No lo han entendido así los santos, quienes nos dan un sublime ejemplo de amor a la cruz, pero a esa cruz
donde está Jesús. El motor de todas sus acciones era su amor incondicional a Cristo, en pos del cual supieron quitar todo aquello que los apartaba de él.
Mostrad a las almas que no tendrán que mortificar más que aquello que entorpece en ellas la vida sobrenatural; que renunciando a ciertos gozos o ciertas aficiones, llegarán a gustar otros más profundos y verdaderos... Decidles, como Jesús mismo: “Bienaventurados los pobres de espíritu, porque a ellos pertenece el reino de los cielos”; mas no prediquéis la pobreza sin los gozos que incluso aquí abajo la acompañan (P. Antonin Lhoumeau).
En sus
Letanías de ofrecimiento al Señor, Mons. Canovai pide a Dios que lo envíe al dolor, a la humillación, a la ingratitud, al fracaso exterior, al olvido, a la calumnia, a la soledad, a la oscuridad, a la incomprensión de los demás, al sacrificio: a la cruz. Pero no se entendería este deseo si no es a la luz de esta otra frase suya: la llamada de Jesús se me ha mostrado esencialmente como la llamada a la Cruz.
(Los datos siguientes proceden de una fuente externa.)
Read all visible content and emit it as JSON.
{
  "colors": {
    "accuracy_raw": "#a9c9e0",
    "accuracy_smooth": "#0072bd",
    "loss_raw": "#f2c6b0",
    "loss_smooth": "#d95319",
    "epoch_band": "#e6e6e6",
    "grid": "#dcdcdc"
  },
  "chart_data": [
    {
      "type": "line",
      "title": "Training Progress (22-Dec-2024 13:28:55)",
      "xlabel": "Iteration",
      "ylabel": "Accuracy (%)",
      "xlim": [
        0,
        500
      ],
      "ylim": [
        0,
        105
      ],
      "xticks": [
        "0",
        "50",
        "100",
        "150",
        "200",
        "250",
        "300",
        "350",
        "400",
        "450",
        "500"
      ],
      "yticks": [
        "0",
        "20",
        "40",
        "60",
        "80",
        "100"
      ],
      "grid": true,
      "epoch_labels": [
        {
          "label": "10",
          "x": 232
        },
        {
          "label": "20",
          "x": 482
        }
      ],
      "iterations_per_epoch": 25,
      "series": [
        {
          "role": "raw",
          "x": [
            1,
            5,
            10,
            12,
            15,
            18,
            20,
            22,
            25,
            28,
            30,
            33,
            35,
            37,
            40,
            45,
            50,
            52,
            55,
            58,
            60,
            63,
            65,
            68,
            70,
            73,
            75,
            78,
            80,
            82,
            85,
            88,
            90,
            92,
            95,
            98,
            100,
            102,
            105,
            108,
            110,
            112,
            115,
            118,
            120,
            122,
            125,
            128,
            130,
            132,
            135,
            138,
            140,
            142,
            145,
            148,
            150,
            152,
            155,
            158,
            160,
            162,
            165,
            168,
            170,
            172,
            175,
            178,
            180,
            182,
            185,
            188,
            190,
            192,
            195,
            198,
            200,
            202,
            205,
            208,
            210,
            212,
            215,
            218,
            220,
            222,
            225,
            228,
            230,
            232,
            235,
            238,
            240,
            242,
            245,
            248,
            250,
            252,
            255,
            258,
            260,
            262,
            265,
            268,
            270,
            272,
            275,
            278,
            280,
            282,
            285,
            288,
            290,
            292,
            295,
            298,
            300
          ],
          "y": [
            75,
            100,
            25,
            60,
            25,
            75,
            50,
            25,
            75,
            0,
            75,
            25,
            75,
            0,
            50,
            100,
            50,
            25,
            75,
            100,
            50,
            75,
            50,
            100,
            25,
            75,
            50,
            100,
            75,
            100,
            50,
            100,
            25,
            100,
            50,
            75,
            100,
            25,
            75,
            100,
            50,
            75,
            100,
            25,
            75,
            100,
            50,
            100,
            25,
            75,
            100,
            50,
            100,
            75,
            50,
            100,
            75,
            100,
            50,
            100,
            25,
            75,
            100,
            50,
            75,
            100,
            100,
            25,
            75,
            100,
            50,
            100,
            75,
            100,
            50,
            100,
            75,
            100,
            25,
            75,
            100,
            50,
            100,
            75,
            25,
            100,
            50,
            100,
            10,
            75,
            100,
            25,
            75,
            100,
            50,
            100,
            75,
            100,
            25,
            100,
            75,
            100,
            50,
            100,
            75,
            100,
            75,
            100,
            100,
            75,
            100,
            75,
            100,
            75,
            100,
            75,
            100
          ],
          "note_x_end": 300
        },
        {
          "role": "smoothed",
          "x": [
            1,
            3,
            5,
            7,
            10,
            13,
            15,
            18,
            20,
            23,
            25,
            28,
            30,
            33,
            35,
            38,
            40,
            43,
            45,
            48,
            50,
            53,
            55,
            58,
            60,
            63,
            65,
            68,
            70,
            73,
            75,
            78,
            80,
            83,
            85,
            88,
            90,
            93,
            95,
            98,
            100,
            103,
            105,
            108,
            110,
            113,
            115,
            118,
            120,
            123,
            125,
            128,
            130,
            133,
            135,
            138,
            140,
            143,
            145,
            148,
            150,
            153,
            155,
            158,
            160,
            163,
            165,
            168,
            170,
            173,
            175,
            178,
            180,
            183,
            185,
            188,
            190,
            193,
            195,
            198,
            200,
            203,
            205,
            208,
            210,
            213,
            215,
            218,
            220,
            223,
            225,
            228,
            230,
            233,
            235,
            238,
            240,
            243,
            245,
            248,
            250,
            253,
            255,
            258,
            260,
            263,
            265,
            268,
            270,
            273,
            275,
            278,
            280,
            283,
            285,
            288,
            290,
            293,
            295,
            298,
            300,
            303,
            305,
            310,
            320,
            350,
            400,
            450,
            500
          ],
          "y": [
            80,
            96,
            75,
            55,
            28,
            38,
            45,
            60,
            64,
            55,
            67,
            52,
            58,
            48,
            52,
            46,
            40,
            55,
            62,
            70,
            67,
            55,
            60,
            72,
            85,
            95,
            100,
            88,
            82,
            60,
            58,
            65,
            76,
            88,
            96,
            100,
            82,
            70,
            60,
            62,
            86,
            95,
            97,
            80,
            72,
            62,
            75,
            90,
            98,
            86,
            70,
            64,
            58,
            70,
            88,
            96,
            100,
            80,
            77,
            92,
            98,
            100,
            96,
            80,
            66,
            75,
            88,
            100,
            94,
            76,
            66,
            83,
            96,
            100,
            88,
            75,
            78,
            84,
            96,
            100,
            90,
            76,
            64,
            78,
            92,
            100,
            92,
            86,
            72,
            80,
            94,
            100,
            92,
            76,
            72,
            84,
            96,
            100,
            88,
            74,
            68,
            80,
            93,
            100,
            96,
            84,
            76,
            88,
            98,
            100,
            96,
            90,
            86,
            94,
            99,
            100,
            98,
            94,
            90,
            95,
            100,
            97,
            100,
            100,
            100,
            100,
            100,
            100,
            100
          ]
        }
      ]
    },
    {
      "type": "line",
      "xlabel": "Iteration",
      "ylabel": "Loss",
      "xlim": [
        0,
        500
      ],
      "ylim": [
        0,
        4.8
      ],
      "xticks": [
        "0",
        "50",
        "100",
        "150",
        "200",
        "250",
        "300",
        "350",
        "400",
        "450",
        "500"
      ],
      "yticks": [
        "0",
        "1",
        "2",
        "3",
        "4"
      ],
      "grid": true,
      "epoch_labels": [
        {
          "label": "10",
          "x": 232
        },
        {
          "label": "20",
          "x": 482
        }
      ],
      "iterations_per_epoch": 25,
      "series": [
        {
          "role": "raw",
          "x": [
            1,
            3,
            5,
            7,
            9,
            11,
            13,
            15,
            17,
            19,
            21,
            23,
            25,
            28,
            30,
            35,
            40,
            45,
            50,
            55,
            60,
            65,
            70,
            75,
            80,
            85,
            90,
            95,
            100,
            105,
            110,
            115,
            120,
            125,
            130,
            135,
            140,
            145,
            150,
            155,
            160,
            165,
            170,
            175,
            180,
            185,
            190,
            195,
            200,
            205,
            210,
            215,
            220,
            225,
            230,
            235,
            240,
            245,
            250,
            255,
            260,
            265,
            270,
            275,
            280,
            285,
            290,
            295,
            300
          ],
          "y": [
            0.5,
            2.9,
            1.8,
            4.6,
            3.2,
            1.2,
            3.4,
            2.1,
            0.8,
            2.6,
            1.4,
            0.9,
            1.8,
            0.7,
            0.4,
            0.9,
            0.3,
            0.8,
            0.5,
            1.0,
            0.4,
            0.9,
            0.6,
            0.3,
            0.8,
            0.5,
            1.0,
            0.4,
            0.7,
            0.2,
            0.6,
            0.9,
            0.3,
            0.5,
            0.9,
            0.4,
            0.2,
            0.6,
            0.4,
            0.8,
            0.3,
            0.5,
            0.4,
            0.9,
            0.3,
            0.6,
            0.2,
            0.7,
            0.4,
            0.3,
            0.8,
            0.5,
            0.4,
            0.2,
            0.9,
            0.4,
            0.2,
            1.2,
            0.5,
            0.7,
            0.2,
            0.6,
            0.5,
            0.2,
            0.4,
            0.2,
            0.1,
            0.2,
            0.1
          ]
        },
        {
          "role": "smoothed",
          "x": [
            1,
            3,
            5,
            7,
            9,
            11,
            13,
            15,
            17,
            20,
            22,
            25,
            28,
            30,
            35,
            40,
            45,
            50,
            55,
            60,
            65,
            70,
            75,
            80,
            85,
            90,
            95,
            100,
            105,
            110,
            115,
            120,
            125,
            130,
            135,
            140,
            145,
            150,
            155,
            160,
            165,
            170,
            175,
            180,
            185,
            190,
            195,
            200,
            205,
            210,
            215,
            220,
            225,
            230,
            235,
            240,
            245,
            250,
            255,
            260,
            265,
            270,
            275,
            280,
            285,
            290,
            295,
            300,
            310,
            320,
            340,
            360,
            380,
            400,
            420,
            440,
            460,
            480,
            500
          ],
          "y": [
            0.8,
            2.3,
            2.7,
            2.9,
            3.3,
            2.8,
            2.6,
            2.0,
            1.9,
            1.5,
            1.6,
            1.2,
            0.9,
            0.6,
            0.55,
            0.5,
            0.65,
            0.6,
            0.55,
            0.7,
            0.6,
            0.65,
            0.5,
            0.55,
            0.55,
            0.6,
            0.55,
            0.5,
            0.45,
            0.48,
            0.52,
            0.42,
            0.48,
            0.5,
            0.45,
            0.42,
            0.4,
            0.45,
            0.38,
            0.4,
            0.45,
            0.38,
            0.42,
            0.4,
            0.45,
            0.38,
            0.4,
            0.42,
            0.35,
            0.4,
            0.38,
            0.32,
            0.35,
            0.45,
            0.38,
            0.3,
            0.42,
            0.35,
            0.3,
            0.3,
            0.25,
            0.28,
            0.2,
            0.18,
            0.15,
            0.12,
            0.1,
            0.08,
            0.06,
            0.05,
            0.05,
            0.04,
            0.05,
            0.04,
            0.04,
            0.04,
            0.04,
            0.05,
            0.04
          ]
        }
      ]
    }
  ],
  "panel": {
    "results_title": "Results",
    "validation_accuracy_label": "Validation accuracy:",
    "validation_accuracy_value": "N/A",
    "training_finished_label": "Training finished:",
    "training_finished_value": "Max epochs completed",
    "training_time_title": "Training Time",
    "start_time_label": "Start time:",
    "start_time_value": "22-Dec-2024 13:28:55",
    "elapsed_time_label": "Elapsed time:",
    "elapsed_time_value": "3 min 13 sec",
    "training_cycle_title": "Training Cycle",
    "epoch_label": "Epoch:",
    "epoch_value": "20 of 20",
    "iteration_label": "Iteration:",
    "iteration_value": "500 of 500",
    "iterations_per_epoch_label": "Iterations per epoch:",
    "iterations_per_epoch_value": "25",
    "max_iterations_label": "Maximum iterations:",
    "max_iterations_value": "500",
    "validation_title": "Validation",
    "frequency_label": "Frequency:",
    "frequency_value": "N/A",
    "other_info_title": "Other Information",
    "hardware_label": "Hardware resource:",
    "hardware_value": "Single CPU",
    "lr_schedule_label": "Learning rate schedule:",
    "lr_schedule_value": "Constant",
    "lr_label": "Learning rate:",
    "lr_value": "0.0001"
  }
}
Deseaba el camino doloroso pues sólo él le conducía a la unión con Cristo, a quien amaba sobre todas las cosas. Dice Tomás de Kempis que si existiera otro camino distinto de la Cruz para alcanzar a Dios, Jesús nos lo hubiera revelado.
Pero ¿por qué este camino?
Pues somos pecadores, y todo pecado personal, aun cuando haya sido perdonado, debe ser expiado.
Es una falta de delicadeza sobrenatural en las almas que han ofendido a Dios, escribe D. Columba Marmion, el querer entrar en el estado de unión sin haber cumplido su parte de expiación. San Gregorio Magno se expresa así: Nos alejamos de Dios apegándonos a nosotros mismos y a las criaturas. Para volver a Él debemos adherirnos a Cristo, y a Cristo crucificado; debemos llevar con Él la cruz por la vía de la compunción, de la humildad, de la obediencia, del olvido de nosotros mismos. No nos asombran, pues, aquellas palabras recibidas de Dios que Santa Catalina de Siena nos deja en su Diálogo: Los que están inflamados por la pasión por mi honra, y tienen hambre de la salud de las almas, apresúranse a la mesa de la santa cruz.
 
 
Amemos pues la cruz,
única esperanza (Himno Crux Fidelis). Amemos la cruz que Dios nos envía, no la que a nosotros nos parece. Amemos esa renuncia que es condición necesaria para cumplir la voluntad de Dios. Lo que Dios pide a cada uno no necesariamente consiste en aquello que a uno le desagrada, como si servir a Dios consistiera en hacer siempre lo contrario a lo que me gusta. Pero si conozco que para cumplir en mi vida el plan de Dios debo renunciar a algo que amo, no debo dudar en quitar toda afición que desordenada sea, de modo que todas mis intenciones acciones y operaciones sean puramente ordenadas en servicio y alabanza de su divina Majestad (cfr. San Ignacio de Loyola, Ejercicios espirituales).
Que María Santísima nos alcance de su divino Hijo la gracia de seguirlo por el camino estrecho de la cruz, de modo que todo lo que hagamos sea para la mayor gloria de Dios y salvación de las almas.